Une révolution contraceptive, la baisse drastique du taux de fécondité et le développement peuvent-ils endiguer ce boom démographique ?

La révolution contraceptive n’a pas eu lieu en Afrique tropicale et c’est un impératif. Il faut absolument ralentir le plus possible cette explosion démographique pour éviter de se retrouver dans des situations totalement ingérables dans les décennies qui viennent. Cette révolution contraceptive doit venir en accompagnement d’autres mesures favorables au développement et à la croissance de l’économie. Il ne faut pas oublier le volet démographique comme on a tendance à le faire. Depuis quelques années, la conscience de cet impératif démographique est devenue très forte en Europe, mais malheureusement pas encore dans les pays africains.

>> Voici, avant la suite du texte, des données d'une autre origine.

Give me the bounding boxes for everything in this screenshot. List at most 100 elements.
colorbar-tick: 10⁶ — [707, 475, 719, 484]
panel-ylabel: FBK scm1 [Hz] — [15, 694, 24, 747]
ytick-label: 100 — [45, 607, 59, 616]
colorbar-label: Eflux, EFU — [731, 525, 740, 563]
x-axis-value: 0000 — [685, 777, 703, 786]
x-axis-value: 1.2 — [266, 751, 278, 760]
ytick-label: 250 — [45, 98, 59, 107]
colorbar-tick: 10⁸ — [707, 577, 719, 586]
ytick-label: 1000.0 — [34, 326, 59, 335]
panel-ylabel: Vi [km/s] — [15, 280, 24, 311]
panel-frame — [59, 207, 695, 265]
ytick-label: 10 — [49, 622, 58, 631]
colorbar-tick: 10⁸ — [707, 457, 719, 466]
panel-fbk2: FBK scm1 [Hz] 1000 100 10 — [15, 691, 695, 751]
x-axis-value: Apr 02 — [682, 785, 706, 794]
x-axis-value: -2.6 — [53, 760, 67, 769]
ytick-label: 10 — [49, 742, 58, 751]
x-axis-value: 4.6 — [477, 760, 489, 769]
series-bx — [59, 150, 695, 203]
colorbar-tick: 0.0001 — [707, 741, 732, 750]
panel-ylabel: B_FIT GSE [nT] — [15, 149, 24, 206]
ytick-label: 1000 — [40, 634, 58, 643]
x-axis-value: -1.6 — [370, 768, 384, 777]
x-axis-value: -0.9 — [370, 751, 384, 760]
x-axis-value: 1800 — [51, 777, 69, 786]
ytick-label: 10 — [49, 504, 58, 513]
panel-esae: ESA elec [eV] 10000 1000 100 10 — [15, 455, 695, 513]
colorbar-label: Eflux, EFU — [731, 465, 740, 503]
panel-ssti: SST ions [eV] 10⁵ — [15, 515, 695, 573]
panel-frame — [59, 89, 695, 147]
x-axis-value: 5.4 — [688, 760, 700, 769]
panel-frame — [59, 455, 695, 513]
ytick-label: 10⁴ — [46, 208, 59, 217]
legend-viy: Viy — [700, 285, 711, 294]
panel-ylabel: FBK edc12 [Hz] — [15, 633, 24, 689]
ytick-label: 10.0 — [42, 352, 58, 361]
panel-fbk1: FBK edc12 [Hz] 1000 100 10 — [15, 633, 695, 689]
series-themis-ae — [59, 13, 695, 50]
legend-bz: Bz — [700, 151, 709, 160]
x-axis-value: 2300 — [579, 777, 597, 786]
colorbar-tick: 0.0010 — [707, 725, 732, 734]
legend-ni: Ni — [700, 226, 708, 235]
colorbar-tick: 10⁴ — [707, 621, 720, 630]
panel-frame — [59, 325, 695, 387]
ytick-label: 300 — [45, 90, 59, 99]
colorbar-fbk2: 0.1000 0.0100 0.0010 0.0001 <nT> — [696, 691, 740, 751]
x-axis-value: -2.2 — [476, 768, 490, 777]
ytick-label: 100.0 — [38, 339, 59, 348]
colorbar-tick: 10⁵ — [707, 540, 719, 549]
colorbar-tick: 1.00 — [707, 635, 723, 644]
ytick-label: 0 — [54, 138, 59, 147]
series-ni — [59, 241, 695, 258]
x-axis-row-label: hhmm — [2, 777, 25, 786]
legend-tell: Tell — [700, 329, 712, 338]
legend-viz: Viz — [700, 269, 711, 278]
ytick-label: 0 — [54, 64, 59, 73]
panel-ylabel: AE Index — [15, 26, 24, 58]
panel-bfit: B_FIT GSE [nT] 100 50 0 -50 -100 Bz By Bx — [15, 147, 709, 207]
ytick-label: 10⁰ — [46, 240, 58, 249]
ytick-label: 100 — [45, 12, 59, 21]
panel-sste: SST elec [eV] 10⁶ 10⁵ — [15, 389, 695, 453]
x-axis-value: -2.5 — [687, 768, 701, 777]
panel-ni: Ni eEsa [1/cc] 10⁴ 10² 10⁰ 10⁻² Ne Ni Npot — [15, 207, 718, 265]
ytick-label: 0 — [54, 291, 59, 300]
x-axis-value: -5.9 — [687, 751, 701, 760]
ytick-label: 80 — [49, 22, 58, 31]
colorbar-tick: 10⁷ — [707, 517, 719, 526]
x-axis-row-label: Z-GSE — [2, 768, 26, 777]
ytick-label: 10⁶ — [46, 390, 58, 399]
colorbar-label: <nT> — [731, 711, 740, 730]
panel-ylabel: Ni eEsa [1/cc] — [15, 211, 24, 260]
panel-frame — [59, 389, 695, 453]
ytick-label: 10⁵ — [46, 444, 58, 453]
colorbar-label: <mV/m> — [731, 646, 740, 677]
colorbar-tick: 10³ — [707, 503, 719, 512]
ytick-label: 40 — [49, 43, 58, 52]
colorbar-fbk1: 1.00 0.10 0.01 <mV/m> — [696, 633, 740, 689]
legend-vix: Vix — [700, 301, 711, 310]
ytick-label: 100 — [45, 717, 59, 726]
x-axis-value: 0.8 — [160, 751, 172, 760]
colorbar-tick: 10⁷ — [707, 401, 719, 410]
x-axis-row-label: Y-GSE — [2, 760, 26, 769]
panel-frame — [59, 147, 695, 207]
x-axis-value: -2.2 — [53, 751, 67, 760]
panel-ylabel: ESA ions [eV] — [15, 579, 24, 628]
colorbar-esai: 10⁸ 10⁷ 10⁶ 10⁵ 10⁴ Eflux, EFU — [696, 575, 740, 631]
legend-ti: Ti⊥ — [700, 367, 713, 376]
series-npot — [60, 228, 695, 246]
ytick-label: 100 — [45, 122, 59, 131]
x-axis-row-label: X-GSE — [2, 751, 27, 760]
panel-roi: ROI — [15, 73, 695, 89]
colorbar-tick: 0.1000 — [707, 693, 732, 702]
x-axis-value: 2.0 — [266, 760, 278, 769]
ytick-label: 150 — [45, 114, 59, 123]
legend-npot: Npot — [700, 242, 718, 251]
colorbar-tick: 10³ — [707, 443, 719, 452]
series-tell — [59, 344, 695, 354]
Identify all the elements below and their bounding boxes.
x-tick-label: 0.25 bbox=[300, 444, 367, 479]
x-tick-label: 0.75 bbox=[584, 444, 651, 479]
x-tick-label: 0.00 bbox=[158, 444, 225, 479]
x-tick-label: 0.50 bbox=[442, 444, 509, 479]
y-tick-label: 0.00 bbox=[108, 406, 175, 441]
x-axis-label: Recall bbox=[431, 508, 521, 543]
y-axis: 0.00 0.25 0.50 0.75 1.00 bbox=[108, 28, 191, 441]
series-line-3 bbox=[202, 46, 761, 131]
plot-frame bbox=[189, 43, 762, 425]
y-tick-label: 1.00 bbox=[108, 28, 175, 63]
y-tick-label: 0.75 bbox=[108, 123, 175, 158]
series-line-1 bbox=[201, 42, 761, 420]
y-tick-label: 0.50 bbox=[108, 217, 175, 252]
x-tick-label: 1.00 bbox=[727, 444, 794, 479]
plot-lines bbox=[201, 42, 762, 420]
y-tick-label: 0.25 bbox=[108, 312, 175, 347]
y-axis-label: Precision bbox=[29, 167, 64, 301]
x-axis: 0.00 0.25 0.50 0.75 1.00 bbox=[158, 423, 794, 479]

 Quels sont les obstacles à des mesures de régulation ? 

Certains ont conservé une mentalité nataliste, comme à l’époque où il y avait une très forte mortalité infantile et juvénile. Ces conditions ont complètement changé, mais les mentalités n’ont pas vraiment suivi. Il y a aussi peut-être une volonté de rattrapage de la période de déclin démographique durant l’esclavage et la première phase de la colonisation. Certains disent plus on sera nombreux, plus on sera forts. Les Chinois disaient la même chose dans les années 60, avant de comprendre qu’il fallait une politique très rigoureuse pour stopper la croissance démographique. Les élites africaines ne sont pas encore dans cette optique mais il va falloir qu’ils y aillent parce que sinon, ils ne vont pas s’en sortir.

 Pourquoi la question démographique est-elle toujours très sensible à aborder ? Est-ce dû à une peur des conséquences notamment migratoire, à la peur d’un « péril noir » ?

La sensibilité sur cette question est un héritage de la colonisation. La vision asymétrique de l’histoire est toujours extrêmement prégnante dans les mentalités et dans les positionnements politiques. Du côté européen, il est vrai que l’arrivée importante de flux migratoires économiques a créé des problèmes qui seront de plus en plus insolvables s’il n’y a pas un encadrement de cette immigration. La situation de l’Italie devient très difficile et on ne peut pas continuer à fermer les yeux. S’il n’y a pas d’efforts consentis en faveur du développement, on ne voit pas comment on pourrait ralentir cette pression migratoire et ce « péril noir » vécu par une partie de l’opinion en Europe. C’est l’un des défis les plus complexes des relations euro-africaines.